Dilansir dari website Universitas Islam Indonesia (UII), seorang dosen prodi Hubungan Internasional UII, Hadza Min Fadhli Robby, S.IP, M.Sc.. menanggapi kemelut Afghanistan saat ini. Ia menyebutkan konflik menimbulkan Ketidakpastian rezim negara. Dan ini dapat menimbulkan dampak yang sangat buruk pada beberapa sektor. Yaitu pendidikan, kelangsungan kehidupan sosial ekonomi dan budaya di Afghanistan.
Demi menghindari kehancuran suatu bangsa, tentu dibutuhkan konsep rahmah li al-A’lamin. Dimana kehadiran Islam di tengah kehidupan masyarakat mampu mewujudkan kedamaian dan kasih sayang bagi manusia maupun alam.
Sedangkan pandangan Islam melalui perspektif mubadalah, apa yang dilakukan oleh Taliban justru menjauh dari prinsip rahmah li al-A’lamin. Dimana perempuan tidak mendapatkan hak yang adil. Perempuan mendapatkan perlakukan yang berbeda dengan laki-laki.
Dan untuk mencapai konsep rahmah li al-A’lamin, perlu memberikan dorongan memperlakukan laki-laki dan perempuan setara. Keduanya sama-sama subjek di dalam kehidupan. Menyamakan hak dan keadilan antara laki-laki dan perempuan merupakan langkah bertauhid pada Allah yang berjalan sesuai dengan akhlakul karimah.
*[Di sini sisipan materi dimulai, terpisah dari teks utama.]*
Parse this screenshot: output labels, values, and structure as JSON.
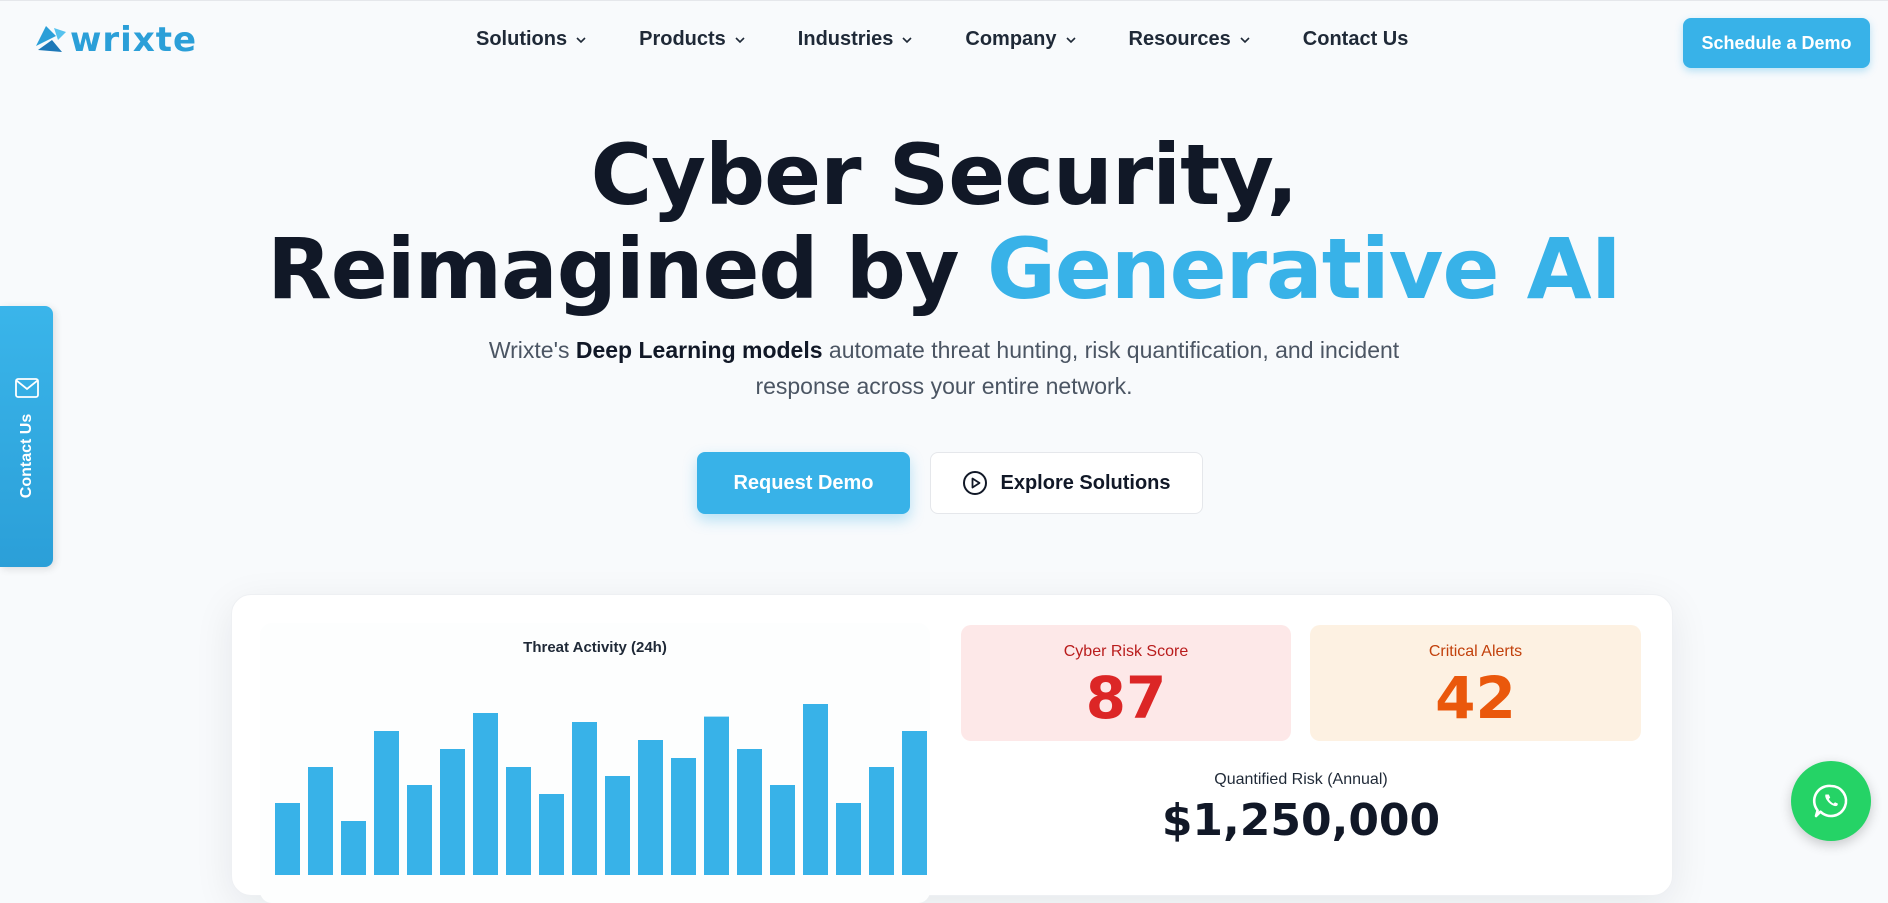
{
  "header": {
    "logo_text": "wrixte",
    "nav": [
      {
        "label": "Solutions",
        "has_dropdown": true
      },
      {
        "label": "Products",
        "has_dropdown": true
      },
      {
        "label": "Industries",
        "has_dropdown": true
      },
      {
        "label": "Company",
        "has_dropdown": true
      },
      {
        "label": "Resources",
        "has_dropdown": true
      },
      {
        "label": "Contact Us",
        "has_dropdown": false
      }
    ],
    "cta_label": "Schedule a Demo"
  },
  "hero": {
    "title_line1": "Cyber Security,",
    "title_line2_prefix": "Reimagined by",
    "title_line2_accent": "Generative AI",
    "subtitle_prefix": "Wrixte's",
    "subtitle_bold": "Deep Learning models",
    "subtitle_suffix": "automate threat hunting, risk quantification, and incident response across your entire network.",
    "primary_button": "Request Demo",
    "secondary_button": "Explore Solutions"
  },
  "side_tab": {
    "label": "Contact Us",
    "icon": "mail-icon"
  },
  "dashboard": {
    "risk_score_label": "Cyber Risk Score",
    "risk_score_value": "87",
    "critical_alerts_label": "Critical Alerts",
    "critical_alerts_value": "42",
    "quantified_risk_label": "Quantified Risk (Annual)",
    "quantified_risk_value": "$1,250,000"
  },
  "chart_data": {
    "type": "bar",
    "title": "Threat Activity (24h)",
    "xlabel": "",
    "ylabel": "",
    "values": [
      40,
      60,
      30,
      80,
      50,
      70,
      90,
      60,
      45,
      85,
      55,
      75,
      65,
      88,
      70,
      50,
      95,
      40,
      60,
      80
    ],
    "ylim": [
      0,
      100
    ],
    "grid": false,
    "bar_color": "#38b2e8"
  },
  "colors": {
    "accent": "#38b2e8",
    "risk_red": "#dc2626",
    "alert_orange": "#ea580c",
    "whatsapp_green": "#25d366"
  },
  "floating": {
    "icon": "whatsapp-icon"
  }
}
Hal ini selaras dengan gagasan Faqihuddin Abdul Kodir yang dituangkan dalam bukunya yang berjudul “Perempuan (bukan) Sumber Fitnah.” Dimana ketika memproklamasikan ketauhidan, ada dua hal yang dipegang yaitu keesaan Allah SWT dan pernyataan kesetaraan manusia di hadapan-Nya.
Menurut Faqih, hubungan manusia baik itu laki-laki dan perempuan dengan Allah bersifat vertikal. Maksudnya, hanya posisi Allah yang lebih tinggi dengan hambanya. Maka, sesama manusia (laki-laki dan perempuan) setara sebagai hamba Allah. Tidak ada yang menjadi Tuhan atas yang lain.
Bukankah Rasulullah SAW sendiri telah berpesan dalam khutbah Haji Wadak (perpisahan). Rasul berpesan jika perempuan mempunyai hak yang sama dan jangan memperlakukan mereka bak ‘tawanan’.
“Aku wasiatkan kepada kalian semua tentang perempuan untuk selalu berbuat kebaikan (kepada mereka), karena mereka di antara kalian sering dianggap sebagai tawanan. Padahal kalian tidak berhak sama sekali dari ( dan kepada) mereka, kecuali kebaikan (mereka) tersebut. (Sunan Ibn Majah, Kitab al-nikah, no 1924).
Oleh karena itu, tidak memberikan hak perempuan secara semestinya, menyia-nyiakan keadilan mereka, bukan tidak mungkin ramalan terkait jauhnya konsep negara dari rahmah li al-A’lamin bisa terjadi.